I am sitting through ATAC’s Lean Accounting workshop this week and pondering. I’m not an accountant by any stretch of the imagination. If it weren’t for my wife, I’d even have trouble keeping a balance in my check book. However, I am sorting this number talk into terms that make sense to me.
Our instructor has done an excellent job of talking in plain speak. In fact, that is really the objective of the lean accounting process – putting numbers and financial-type reports into plain speak. By doing that, everyone (even accounting-challenged people like myself) can understand. I like that, but what has caught my attention this morning is how clearly this training has broken down the description of improvement.
As we in lean continuous improvement stress, improvement is a journey rather than a destination. What we strive to achieve in our lives is to make things a little better each day. That concept in itself is simple sounding, but achievement can often get bogged down in the daily grind and details.
Our instructor, Bruce Baggaley, in his training has helped break down the concept of improvement into three fundamental principles: 1) Break-Through Improvement; 2) Continuous Improvement; and 3) Daily Improvement. Each is defined as follows:
Break-Through Improvement: Includes scheduled improvement; top-down improvement; break-through change; major projects; driven by value stream maps; temporary teams; fast and radical. This represents the organizational vision for improvement and sets the strategy for achieving.
Continuous Improvement: Simply put, this is kaizen – or what we call in our shop Rapid Improvement Events. This is in support of the strategy and vision. This is where the tires hit the pavement and multi-disciplinary teams are formed to bring about improvement in the actual elements of a process -- on the shop floor if you will.

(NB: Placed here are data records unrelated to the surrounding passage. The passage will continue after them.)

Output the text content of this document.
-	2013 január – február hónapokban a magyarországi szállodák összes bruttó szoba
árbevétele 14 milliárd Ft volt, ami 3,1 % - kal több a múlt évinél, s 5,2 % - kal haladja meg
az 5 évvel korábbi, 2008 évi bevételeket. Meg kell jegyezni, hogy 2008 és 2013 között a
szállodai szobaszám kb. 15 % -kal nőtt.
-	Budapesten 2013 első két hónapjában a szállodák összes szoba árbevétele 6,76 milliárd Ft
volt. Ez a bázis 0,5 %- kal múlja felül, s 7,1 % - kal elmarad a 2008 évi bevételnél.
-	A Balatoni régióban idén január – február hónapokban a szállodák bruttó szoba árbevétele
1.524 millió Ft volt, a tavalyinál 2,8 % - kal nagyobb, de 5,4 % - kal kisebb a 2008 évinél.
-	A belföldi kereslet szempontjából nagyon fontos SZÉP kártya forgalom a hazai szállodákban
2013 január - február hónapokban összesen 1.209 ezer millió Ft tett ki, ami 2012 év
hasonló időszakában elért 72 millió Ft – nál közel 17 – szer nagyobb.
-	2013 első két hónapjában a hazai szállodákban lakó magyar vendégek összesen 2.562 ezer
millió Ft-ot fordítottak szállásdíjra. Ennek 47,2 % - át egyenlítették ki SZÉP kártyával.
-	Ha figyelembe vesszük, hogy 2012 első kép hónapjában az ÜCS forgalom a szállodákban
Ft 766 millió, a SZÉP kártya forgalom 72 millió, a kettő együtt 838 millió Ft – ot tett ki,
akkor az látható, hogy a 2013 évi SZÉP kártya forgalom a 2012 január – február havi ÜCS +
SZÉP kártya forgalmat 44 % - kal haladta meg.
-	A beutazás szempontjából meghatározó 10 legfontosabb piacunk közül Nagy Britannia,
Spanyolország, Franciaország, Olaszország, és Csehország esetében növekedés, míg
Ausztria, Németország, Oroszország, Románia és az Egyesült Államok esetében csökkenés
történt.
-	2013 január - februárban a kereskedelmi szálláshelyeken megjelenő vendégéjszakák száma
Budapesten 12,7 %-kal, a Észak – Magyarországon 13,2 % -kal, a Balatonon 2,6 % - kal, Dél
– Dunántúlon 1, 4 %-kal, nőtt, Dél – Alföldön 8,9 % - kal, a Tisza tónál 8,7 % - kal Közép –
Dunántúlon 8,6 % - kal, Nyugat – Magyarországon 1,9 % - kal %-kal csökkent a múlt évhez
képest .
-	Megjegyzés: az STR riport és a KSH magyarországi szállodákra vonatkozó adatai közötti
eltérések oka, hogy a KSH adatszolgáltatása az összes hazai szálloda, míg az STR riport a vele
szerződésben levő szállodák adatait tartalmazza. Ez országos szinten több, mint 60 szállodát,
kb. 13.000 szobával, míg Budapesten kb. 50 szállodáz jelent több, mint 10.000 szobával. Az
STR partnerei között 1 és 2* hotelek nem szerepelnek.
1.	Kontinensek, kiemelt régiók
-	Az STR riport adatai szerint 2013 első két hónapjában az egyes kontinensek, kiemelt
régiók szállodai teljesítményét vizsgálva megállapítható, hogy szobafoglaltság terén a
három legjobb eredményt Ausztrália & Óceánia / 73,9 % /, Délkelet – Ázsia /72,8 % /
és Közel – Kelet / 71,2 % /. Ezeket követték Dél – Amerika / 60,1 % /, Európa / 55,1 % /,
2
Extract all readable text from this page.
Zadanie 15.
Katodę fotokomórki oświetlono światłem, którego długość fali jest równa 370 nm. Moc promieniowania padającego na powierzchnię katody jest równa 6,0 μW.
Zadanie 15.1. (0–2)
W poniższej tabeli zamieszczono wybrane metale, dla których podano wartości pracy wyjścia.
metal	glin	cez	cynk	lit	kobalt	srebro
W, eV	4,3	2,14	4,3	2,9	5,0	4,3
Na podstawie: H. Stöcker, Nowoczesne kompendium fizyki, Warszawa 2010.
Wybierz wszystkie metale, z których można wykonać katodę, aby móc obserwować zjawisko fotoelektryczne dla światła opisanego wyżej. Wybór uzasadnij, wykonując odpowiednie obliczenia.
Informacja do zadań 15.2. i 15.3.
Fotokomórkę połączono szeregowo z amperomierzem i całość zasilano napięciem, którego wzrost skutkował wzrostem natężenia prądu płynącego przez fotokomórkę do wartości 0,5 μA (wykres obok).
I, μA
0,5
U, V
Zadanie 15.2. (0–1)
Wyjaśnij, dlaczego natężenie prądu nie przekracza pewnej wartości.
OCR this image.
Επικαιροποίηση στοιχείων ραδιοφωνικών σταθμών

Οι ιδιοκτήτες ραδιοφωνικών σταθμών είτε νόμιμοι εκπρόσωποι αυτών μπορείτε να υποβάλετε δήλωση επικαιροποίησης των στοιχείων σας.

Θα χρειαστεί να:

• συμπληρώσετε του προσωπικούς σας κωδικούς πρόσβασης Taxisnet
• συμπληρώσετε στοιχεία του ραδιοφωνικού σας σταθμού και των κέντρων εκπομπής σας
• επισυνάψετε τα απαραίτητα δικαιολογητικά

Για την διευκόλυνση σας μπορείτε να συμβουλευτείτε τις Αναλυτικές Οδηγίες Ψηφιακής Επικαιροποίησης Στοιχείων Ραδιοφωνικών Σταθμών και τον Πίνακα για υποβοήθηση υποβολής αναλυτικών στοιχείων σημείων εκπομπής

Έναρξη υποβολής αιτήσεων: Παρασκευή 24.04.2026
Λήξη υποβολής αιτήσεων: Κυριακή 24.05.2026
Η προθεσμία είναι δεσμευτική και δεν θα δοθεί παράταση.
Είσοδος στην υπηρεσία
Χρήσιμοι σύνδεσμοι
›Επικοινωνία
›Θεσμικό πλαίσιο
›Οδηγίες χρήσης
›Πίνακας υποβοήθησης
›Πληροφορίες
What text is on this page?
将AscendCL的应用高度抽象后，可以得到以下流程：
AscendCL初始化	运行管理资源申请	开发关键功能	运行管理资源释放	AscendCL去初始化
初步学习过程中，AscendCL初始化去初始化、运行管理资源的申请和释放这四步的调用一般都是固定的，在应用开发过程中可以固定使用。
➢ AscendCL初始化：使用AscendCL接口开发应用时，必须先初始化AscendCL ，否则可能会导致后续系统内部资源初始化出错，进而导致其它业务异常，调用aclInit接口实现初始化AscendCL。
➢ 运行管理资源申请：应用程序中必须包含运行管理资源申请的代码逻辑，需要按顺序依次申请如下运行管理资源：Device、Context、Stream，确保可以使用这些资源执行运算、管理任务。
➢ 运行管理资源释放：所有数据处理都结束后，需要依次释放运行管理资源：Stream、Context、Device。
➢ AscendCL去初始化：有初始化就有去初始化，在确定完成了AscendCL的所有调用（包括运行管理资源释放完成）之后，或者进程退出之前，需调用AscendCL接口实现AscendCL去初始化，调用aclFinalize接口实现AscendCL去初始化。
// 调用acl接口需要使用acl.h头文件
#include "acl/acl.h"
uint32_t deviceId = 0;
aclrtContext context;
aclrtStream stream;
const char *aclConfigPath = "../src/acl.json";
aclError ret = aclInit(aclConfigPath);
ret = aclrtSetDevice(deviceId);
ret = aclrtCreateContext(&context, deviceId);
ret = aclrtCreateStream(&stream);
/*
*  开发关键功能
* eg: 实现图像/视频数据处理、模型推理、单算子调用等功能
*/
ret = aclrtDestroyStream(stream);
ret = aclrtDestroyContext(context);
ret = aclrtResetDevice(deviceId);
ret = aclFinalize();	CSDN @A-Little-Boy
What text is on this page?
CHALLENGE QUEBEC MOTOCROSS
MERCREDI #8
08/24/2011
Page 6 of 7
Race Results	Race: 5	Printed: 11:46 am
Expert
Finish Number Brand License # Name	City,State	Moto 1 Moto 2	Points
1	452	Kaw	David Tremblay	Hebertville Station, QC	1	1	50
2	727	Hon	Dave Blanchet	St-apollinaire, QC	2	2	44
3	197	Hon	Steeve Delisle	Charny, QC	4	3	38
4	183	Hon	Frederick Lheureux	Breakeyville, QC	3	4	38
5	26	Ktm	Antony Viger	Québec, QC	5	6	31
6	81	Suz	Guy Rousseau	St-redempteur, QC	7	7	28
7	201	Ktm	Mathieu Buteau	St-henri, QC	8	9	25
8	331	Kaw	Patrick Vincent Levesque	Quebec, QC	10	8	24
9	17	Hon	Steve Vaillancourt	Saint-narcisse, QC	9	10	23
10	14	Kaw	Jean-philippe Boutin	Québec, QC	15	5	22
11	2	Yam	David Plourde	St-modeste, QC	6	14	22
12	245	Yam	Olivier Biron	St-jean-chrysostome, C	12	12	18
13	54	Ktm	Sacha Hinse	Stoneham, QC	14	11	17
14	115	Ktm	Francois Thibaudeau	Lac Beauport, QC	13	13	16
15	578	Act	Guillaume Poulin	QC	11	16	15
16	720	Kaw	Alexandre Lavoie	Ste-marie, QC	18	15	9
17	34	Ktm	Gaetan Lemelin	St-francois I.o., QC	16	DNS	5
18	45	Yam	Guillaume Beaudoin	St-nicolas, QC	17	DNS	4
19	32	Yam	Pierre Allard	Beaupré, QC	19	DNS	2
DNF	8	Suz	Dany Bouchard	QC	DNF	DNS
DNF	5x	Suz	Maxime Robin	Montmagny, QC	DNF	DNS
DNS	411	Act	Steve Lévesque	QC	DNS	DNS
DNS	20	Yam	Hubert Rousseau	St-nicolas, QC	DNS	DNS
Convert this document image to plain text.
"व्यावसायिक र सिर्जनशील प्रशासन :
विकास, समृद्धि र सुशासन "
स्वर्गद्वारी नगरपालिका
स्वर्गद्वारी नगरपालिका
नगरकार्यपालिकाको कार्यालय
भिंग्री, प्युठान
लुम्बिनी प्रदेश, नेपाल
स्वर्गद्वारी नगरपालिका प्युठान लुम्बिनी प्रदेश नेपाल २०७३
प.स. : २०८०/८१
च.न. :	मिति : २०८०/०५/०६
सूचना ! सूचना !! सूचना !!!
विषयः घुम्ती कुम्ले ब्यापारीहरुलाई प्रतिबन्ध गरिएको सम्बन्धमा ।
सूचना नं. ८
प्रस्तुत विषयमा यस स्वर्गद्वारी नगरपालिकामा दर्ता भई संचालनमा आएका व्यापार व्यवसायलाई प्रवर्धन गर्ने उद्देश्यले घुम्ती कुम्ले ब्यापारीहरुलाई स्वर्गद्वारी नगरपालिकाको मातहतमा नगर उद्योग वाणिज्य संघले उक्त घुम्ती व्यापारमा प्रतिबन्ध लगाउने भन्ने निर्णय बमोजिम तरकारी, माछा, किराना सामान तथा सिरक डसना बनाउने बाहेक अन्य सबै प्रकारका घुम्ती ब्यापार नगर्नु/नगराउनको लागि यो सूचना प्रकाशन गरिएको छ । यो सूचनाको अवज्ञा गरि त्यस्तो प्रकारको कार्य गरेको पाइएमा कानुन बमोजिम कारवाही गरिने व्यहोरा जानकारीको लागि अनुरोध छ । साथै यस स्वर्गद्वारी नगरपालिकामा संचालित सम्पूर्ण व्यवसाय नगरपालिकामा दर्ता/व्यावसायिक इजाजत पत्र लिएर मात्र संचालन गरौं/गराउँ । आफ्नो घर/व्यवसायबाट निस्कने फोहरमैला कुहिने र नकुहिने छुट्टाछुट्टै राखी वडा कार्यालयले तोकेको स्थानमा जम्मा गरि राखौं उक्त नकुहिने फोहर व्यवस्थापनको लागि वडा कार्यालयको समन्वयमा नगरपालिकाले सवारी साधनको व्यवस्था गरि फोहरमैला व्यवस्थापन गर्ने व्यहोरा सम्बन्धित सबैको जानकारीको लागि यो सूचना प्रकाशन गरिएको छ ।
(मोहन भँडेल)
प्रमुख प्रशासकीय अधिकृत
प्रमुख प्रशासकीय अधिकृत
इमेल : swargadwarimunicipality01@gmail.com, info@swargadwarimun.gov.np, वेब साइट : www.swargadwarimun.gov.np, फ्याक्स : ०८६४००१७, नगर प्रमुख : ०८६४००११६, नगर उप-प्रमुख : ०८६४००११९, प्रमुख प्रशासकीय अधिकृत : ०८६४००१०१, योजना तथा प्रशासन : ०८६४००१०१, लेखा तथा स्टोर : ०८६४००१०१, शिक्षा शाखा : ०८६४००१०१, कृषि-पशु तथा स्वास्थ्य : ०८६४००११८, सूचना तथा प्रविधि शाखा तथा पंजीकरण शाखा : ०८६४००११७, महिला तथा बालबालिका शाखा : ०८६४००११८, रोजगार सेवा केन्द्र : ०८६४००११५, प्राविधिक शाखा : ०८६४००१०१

Then there is that third category, Daily Improvement: Daily improvement is where we as individuals can achieve perhaps our greatest impact. This is where we actually can make things a little better each day. We focus on making small changes. These small changes support the organizational vision and strategy and are driven by issues and solving problems to resolve those issues. However, they are our own. We as individuals own and manage them. Daily improvement is local, within a work cell or department – or – it can be within one’s own office and on one’s individual “desk top.”
Daily improvement is not trying to hit the home run. It is simply trying to get a base hit, or even, getting a bunt that helps get a team mate on base (sorry, but I like baseball analogies).
Daily improvement can and does account for thousands of small changes that ultimately result in massive improvement within an organization.
What is your daily improvement objective today?